El deseo de venganza

Desear venganza es un sentimiento común, principalmente porque hacernos daño unos a otros es una experiencia común. Cuando un amigo miente sobre ti, alguien te roba algo de la mochila o tus padres están atravesando un desagradable divorcio, es natural querer hacerles pagar por sus errores. No nos gusta dejar pasar a las personas su comportamiento egoísta; queremos que sepan inmediatamente que lo que han hecho estaba mal. El problema es que, exigiendo venganza, comenzamos un ciclo sin fin que, al final, solo consigue herir a todo el mundo.

Moisés aprendió una difícil lección sobre la venganza. A pesar de que había sido educado en el privilegio real como el hijo adoptivo de la hija del faraón, el trato cruel que recibían sus compatriotas hebreos por sus amos despertó la furia de Moisés. Cuando un día vio a un egipcio golpeando a un hebreo mató al egipcio y enterró el cuerpo en la arena (Éxo. 2: 11-12). Cuando las noticias de las acciones impetuosas de Moisés llegaron al faraón, el príncipe hebreo huyó para salvar su vida. Esto ocurrió varias décadas antes de que Moisés pudiera cumplir el plan de Dios de liberar a los hebreos de la esclavitud, no a través de la venganza, sino por los milagros de Dios.

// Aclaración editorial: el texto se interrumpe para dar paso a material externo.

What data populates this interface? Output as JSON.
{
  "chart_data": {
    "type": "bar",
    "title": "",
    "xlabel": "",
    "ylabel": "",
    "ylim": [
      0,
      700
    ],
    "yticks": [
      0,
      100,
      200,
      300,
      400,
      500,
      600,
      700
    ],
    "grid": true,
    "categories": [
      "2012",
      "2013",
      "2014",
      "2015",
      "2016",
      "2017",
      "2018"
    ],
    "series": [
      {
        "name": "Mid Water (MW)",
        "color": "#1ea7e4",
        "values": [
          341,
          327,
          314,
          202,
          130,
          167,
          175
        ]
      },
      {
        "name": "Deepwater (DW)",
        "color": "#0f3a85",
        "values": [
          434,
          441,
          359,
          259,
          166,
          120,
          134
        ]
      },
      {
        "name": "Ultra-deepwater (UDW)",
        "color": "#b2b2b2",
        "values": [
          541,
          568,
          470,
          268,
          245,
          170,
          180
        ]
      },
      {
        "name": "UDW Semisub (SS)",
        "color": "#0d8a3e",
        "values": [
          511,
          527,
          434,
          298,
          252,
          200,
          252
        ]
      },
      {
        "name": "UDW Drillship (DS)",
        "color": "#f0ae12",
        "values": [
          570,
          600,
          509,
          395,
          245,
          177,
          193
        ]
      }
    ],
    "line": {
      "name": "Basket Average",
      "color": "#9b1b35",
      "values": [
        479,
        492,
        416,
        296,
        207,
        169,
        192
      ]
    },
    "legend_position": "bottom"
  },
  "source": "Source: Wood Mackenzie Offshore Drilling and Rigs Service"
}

El apóstol Pablo escribió: «No os venguéis vosotros mismos, amados míos, sino dejad lugar a la ira de Dios, porque escrito está: “Mía es la venganza, yo pagaré, dice el Señor”» (Rom. 12: 19). Dios es el juez, no nosotros. Mientras Dios hace sitio para la justicia y la redención en las acciones humanas, exigir venganza solo consigue pervertir nuestro carácter. Orar por aquellos que nos han herido y compartir el dolor con nuestros padres, profesores y pastores que pueden ayudar a remediar lo malo es el mejor plan. De otro modo, puede que acabemos siendo los villanos.